DUBAI: The Government of Pakistan is raising a $200 million syndicated loan with three United Arab Emirates (UAE) banks, banking sources familiar with the matter said, as Islamabad clings to external funding to stave off the pressure on balance of payments.

The loan, with a one-year maturity, is being arranged by Commercial Bank of Dubai, Emirates NBD, and Noor Bank, said the sources.

Pakistan needs to raise funds to offset a drop in international reserves and to fill a fiscal deficit which the International Monetary Fund estimates at 5.5 per cent of gross domestic product this year.

Pakistan’s Finance Minister Miftah Ismail confirmed Pakistan was borrowing $200 million and said it would help the country’s debt repayments.

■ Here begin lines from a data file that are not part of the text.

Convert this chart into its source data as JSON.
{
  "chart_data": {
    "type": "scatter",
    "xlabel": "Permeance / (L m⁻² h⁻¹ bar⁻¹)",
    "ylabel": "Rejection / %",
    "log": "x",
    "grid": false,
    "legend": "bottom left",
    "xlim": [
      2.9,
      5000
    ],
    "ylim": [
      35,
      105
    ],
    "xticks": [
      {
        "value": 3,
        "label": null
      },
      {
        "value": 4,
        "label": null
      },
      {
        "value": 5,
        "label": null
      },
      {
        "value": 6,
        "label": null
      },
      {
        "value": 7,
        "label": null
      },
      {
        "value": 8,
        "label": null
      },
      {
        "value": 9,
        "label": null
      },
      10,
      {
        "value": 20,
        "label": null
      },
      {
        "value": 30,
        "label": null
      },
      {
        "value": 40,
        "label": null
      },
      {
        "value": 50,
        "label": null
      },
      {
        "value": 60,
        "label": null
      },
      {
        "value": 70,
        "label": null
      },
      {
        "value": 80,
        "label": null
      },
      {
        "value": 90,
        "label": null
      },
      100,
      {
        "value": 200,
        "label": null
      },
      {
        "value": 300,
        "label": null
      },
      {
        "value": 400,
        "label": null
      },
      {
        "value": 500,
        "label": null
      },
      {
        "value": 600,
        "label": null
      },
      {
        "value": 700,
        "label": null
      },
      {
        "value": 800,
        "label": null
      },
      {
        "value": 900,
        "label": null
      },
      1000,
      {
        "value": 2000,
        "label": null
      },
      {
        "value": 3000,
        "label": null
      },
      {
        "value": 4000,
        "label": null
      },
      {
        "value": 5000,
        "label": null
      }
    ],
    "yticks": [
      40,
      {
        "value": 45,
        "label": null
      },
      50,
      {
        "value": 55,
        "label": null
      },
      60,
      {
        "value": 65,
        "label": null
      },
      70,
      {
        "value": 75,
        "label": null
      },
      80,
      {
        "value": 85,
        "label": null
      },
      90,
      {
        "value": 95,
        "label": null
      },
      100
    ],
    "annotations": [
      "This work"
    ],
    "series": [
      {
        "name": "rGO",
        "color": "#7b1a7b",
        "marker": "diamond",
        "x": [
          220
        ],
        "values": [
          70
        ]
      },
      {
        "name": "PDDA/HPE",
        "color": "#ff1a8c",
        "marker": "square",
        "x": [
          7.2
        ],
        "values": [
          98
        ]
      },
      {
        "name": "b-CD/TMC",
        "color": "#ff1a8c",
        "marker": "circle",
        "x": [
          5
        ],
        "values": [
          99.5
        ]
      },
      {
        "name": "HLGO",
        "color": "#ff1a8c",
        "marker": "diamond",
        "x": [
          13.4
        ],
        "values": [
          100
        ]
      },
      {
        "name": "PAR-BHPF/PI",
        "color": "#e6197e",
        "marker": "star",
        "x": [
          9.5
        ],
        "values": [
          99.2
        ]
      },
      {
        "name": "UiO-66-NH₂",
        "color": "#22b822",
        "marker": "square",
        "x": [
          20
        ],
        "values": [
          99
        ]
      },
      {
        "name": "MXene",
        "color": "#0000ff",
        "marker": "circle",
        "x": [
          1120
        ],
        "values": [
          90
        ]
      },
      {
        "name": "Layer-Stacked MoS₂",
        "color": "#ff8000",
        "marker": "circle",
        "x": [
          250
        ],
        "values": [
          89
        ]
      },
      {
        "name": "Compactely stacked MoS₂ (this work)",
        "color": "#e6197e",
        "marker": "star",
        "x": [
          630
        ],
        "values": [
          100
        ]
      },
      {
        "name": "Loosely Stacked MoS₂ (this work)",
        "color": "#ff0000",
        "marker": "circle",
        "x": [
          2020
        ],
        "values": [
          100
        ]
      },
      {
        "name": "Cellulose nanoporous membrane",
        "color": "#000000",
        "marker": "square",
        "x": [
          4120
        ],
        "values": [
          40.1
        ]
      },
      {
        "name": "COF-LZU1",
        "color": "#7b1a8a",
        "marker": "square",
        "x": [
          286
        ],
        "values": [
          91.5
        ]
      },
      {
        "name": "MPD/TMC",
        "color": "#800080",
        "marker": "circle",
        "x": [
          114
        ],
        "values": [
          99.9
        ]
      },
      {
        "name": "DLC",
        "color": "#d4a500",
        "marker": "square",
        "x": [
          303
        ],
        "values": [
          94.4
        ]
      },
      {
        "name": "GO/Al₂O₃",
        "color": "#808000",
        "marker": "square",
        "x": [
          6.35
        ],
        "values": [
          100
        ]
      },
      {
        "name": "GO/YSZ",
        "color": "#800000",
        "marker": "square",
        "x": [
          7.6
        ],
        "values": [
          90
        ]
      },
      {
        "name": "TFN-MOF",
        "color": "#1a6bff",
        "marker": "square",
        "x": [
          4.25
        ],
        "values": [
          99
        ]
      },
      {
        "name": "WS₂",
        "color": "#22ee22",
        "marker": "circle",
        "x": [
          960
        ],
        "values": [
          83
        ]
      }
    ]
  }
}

“We are raising this money to boost our reserves,” he told Reuters. “As we pay out money to different institutions, we need to rebuild our reserves.”

Ismail added that the loan may rise to $350m in coming weeks, and that Pakistan would retire an equivalent amount in local-currency borrowing.

“This will change our debt profile but it will not increase our overall debt,” he added.

The three UAE banks are now syndicating the debt facility to other lenders, said the sources.

Pakistan’s economic growth has surged to above 5pc, but many analysts expect the country to seek a new IMF bailout this year because of a ballooning current account deficit and a significant decline in foreign currency reserves.

Pakistan raised a $2.5bn bond late last year through a $1bn sukuk and a $1.5bn conventional bond.

The country has been very active in the loan market recently, as balance of payments pressure mount. It raised a $700m 10-year loan late last year with a partial guarantee from the International Bank for Reconstruction and Development, a unit of the World Bank.

It was once again in the market earlier this year for a $450m one-year loan led by Credit Suisse and Industrial and Commercial Bank of China.